The cow’s appearance was the subject of much comment on the farms in and around the tiny hamlet of Stockton, Md. Where could she have come from? Nobody nearby had black Angus cattle.
The Hudson family was poor and it must have been tempting to remain quiet about the cow, but the farmer asked everyone he knew or came across about who might be raising black Angus cattle. It was nearly spring before someone finally mentioned that Mrs. Powell at Eagle’s Nest Farm had a few black Angus cattle and was slowly building a herd of them. It was hard to imagine that the cow could have traveled nearly 30 miles over the ice, including a stretch of what would have been open water if it were not frozen solid.
But Sam Hudson telephoned from the nearby general store, the only place there was a telephone in the 1930s, to get word to Mrs. Powell about their barnyard guest. When things began to thaw, she came to take a look at the animal. Sure enough, it was one of her cows, now very pregnant. They decided that the cow should remain where she was until she delivered her calf. Then, Mrs. Powell arranged to come and take both of them back to her farm.
The following Christmas, Sam Hudson heard from Mrs. Powell. She wanted to express her thanks for caring for her cow by bringing a Chincoteague pony for the Hudson’s two boys, Edward, age 4, and Junior, age 6, the Christmas of 1934.
On Christmas Eve, Hudson’s daughter, Frances, kept her brothers occupied while he and his wife, Daisy, got the pony bedded down in the barn to wait for Christmas.
Somehow, they managed to get the boys to bed after a supper of oyster stew without the secret getting out. At 13, Frances was old enough to help her parents make Christmas for her brothers. While they slept, she and her parents trimmed the tree, decorated the picture frames in the sitting room with crow’s feet — an evergreen that grows like a vine in the woods — and sprigs of holly and mistletoe.

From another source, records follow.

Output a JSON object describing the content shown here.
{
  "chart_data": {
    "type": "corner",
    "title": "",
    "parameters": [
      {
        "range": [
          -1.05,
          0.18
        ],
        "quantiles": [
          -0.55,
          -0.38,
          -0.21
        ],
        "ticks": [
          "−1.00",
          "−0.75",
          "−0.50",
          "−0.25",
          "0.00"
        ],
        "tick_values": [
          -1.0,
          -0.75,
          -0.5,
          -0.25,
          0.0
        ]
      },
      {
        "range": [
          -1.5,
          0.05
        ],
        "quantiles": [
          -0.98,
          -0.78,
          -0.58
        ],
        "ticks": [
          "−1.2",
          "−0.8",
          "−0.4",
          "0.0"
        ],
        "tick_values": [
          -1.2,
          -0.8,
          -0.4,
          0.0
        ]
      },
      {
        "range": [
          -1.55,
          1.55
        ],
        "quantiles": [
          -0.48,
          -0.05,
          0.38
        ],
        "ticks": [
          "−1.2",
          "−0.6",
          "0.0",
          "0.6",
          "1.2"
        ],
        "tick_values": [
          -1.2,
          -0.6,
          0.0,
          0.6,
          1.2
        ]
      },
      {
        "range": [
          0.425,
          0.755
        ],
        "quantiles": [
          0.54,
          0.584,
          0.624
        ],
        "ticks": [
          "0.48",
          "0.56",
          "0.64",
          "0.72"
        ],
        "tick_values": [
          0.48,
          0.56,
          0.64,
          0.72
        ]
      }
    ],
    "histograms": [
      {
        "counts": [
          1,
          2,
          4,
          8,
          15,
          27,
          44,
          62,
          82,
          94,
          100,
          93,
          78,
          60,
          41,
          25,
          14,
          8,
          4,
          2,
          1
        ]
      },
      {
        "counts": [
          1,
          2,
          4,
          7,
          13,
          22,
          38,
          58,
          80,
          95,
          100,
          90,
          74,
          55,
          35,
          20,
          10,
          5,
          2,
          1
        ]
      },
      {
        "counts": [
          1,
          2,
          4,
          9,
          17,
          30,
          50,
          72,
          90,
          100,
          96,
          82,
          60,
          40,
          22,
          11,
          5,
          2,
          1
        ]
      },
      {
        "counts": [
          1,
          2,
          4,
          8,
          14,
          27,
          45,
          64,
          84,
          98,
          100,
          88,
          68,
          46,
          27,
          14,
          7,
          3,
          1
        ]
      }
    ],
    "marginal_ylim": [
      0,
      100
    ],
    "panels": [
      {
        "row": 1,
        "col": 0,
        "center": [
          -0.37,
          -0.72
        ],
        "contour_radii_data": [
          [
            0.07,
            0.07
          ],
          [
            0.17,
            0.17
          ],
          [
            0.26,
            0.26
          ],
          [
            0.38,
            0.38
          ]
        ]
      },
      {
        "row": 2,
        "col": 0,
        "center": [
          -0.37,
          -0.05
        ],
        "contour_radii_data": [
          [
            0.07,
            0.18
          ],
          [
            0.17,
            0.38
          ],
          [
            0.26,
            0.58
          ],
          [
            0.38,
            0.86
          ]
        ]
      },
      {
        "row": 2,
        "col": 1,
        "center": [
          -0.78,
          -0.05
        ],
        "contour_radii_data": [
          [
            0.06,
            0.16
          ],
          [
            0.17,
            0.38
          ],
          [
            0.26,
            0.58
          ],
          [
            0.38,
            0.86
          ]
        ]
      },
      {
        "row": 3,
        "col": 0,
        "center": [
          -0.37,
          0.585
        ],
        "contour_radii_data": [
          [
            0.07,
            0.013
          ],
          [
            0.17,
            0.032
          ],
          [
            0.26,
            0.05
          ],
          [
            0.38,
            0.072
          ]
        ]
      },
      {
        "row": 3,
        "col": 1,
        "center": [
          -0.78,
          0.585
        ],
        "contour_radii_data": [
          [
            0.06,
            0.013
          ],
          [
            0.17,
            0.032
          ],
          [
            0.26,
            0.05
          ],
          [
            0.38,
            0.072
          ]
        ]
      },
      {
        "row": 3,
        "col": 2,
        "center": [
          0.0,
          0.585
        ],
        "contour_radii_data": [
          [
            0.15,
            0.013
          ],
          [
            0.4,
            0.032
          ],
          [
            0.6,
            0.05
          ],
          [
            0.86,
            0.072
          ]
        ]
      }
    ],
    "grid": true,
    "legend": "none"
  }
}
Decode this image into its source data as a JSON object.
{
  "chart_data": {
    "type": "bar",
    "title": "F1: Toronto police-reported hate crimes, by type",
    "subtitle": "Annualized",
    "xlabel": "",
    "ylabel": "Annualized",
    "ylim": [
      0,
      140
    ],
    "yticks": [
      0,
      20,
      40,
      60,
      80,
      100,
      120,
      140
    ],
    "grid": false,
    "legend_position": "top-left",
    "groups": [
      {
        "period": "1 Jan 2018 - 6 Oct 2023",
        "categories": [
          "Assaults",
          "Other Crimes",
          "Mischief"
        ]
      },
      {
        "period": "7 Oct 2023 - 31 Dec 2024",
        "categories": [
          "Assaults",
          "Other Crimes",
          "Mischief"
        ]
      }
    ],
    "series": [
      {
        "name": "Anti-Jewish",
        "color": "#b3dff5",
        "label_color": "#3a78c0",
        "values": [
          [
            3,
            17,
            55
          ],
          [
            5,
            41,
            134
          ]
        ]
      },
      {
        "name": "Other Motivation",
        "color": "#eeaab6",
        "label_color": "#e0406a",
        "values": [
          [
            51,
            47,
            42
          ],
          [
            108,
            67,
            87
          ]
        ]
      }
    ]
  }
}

Frances set plates on the table and her mother filled them with an apple, an orange and an assortment of nuts — the traditional treat from Santa Claus in the days when he didn’t bring toys. When everything else was ready, Sam brought the pony from the barn and tied her to the newel post at the bottom of the stairs and they all retired to bed.
They hadn’t even fallen asleep when the pony began to stamp and snort. Even she must have known it was Christmas. It didn’t take long before she awakened the two sleeping boys who probably weren’t sleeping soundly anyway. They were certain that it was a reindeer they heard. And they soon had everyone up and trooping down the stairs to check on Christmas. Imagine how they marveled at the wonderful pony that Santa Claus had brought!
They were so excited that there was nothing to do but get them dressed warmly so they could take a ride on their new pony. Hudson lit a kerosene lantern while Daisy and Frances wrapped the boys in hats, mittens and scarves. At 4 a.m., by the light of the lantern, they rode around and around the barnyard as their father led the pony. They must have resembled the holy family fleeing to Egypt in the dead of night to escape the wrath of King Herod.
No one remembers for sure how they came up with a name for the pony the next day. But since “Mary Elizabeth” was Mrs. Powell’s name, it was probably Daisy’s idea to name the pony after her. For many years after, this thank-you gift to the poor farmer who rescued a cow was a cherished playmate for Sam Jr. and Ed.
Good deeds are always rewarded, sometimes at Christmas.